We work out these formulas and such, but Jesus lays out judgment in Matthew 25, too. What are we to do with that? And yet it fits perfectly with this.

And a WONDERFUL thing about Matthew 25: It doesn't say "if you've done it unto the least of these" as most suppose. It says if you've done it unto ONE of the least of these, you've done it unto me.

We love to quantify and make a mathematical standard out of LOVE, even. But a child can understand the kingdom. I sit here a horrible sinner, but you know what? Even in my sin -- shoot, because of it -- I can say, yes, I love God.
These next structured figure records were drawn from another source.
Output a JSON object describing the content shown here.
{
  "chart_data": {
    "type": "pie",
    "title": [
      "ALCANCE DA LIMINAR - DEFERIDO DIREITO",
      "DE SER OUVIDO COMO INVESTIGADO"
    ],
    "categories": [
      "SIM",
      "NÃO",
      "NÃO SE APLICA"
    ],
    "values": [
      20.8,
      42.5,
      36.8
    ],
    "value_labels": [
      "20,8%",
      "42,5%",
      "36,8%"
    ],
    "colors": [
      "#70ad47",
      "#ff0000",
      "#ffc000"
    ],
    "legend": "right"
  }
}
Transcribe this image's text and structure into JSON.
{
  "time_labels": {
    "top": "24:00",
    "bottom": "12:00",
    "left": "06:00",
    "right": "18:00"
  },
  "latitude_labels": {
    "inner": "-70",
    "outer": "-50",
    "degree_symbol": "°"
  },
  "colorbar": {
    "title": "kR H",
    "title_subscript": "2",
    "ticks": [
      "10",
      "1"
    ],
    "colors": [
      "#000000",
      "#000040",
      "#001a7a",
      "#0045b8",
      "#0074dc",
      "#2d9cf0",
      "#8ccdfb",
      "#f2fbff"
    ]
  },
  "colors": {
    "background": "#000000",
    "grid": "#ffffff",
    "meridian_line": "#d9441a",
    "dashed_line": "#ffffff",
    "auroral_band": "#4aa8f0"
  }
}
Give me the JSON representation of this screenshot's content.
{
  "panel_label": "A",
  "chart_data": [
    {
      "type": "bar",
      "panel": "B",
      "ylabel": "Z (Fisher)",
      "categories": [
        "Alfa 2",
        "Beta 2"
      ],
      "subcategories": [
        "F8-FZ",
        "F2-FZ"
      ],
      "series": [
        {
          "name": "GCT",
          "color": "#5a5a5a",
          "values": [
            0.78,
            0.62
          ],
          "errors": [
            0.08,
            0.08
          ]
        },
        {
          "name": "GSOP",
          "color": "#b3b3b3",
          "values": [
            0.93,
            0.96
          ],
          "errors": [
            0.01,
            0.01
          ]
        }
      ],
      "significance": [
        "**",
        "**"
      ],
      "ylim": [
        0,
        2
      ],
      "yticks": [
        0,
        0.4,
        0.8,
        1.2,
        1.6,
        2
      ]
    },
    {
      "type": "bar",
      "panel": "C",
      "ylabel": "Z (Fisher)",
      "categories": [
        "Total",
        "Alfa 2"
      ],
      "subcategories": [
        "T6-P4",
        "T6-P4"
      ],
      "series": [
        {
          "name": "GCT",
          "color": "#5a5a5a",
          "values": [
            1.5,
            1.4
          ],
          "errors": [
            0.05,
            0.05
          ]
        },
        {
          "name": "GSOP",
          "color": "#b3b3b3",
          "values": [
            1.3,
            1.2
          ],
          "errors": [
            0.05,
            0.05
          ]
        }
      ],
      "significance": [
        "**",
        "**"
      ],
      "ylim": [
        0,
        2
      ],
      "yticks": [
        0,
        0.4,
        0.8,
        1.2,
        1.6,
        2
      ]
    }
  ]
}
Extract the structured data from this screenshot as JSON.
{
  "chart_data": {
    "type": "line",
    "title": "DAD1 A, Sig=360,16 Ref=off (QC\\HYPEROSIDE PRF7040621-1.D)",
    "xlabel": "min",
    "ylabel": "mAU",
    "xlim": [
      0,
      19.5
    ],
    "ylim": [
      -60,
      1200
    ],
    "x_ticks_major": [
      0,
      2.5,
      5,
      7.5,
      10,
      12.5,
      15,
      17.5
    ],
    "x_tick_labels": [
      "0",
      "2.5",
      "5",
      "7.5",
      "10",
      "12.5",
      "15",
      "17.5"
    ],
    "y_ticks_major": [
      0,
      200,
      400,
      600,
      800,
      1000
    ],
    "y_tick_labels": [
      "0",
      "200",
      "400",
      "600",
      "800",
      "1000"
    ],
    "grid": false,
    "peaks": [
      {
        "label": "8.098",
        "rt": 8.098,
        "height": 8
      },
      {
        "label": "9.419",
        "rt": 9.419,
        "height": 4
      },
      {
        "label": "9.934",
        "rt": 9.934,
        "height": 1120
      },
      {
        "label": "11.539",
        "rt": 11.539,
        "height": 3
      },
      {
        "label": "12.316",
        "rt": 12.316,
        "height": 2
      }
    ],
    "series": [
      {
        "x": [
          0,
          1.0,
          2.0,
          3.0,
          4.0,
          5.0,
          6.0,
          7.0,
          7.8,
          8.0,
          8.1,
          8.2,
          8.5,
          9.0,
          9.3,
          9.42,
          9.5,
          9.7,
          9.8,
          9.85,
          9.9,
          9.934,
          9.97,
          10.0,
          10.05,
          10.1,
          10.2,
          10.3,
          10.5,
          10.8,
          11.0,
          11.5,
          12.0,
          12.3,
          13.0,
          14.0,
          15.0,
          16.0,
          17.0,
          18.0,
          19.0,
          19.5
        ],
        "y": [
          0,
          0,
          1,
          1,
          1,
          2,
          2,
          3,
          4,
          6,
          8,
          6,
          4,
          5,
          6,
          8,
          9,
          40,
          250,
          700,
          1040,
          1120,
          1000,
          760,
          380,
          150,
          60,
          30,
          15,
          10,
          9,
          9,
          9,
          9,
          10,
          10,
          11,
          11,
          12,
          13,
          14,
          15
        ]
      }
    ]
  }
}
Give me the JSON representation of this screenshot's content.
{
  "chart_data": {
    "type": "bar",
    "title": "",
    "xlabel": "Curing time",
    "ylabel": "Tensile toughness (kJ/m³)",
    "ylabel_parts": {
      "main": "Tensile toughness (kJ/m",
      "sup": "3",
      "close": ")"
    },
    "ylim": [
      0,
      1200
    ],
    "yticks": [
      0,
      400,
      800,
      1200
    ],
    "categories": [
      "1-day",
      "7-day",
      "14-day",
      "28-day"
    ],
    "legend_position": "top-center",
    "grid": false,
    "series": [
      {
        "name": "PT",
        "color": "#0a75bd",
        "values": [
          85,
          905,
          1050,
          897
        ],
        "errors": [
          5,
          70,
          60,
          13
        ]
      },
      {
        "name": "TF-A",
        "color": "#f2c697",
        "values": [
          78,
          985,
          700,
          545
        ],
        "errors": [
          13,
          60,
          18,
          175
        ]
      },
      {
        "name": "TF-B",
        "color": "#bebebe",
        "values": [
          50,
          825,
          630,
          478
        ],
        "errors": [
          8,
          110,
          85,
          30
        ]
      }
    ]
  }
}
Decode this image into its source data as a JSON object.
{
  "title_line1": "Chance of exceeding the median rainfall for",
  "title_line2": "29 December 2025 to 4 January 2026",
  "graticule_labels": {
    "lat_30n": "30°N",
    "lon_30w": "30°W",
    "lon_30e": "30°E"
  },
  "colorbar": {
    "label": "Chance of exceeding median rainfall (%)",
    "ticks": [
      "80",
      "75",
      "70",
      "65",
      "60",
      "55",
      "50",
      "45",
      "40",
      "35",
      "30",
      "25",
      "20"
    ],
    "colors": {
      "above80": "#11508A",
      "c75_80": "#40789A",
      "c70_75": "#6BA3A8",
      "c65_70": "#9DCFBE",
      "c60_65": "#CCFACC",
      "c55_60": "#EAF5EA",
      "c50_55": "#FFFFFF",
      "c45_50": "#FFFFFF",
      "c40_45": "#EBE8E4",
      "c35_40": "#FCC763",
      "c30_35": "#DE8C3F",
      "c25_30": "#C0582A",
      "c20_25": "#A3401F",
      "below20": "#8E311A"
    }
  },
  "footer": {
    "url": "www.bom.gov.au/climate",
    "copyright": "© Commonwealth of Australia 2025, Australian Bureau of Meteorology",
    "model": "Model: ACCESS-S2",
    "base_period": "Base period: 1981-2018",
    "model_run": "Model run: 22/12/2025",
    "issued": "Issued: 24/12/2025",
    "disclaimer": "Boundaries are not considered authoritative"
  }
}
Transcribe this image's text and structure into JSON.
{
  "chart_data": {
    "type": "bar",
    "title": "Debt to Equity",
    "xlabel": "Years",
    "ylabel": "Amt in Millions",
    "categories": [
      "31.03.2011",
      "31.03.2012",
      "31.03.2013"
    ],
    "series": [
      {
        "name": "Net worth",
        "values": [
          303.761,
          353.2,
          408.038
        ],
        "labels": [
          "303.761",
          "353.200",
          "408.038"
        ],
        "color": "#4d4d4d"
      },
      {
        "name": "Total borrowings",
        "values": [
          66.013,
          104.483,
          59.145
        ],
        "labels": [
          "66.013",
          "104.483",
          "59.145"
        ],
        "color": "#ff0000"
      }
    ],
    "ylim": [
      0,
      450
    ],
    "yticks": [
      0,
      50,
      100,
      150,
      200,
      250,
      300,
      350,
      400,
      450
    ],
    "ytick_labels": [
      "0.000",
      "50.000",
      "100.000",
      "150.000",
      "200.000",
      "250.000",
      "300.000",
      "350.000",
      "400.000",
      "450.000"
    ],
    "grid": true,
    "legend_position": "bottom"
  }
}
Again, why would someone who DOESN'T love God even WANT to enter the Kingdom of Heaven? If people don't want Him as He is -- authority and all -- Heaven would be rather horrible, wouldn't it?

Could God be so good as to allow the simple to simply love Him, and then He receive them into His Kingdom? Could it be possible?

As for "assurance" -- some kind of mathematical, "you did it, you're in" checklist or whatever -- no one can ever offer that. We're all ultimately dependent on God's goodness, and I'm banking on it, I can tell you, and I get the feeling, from reading more and more about Jesus, God really IS that good. He really is.

I'm not a universalist, I'm a theological conservative. But no, I don't know the wideness of God's mercy, I can't measure it, and it will seem perfectly like Jesus if, in his Kingdom, he welcomes us, and other tipsy stragglers, who just honestly love him.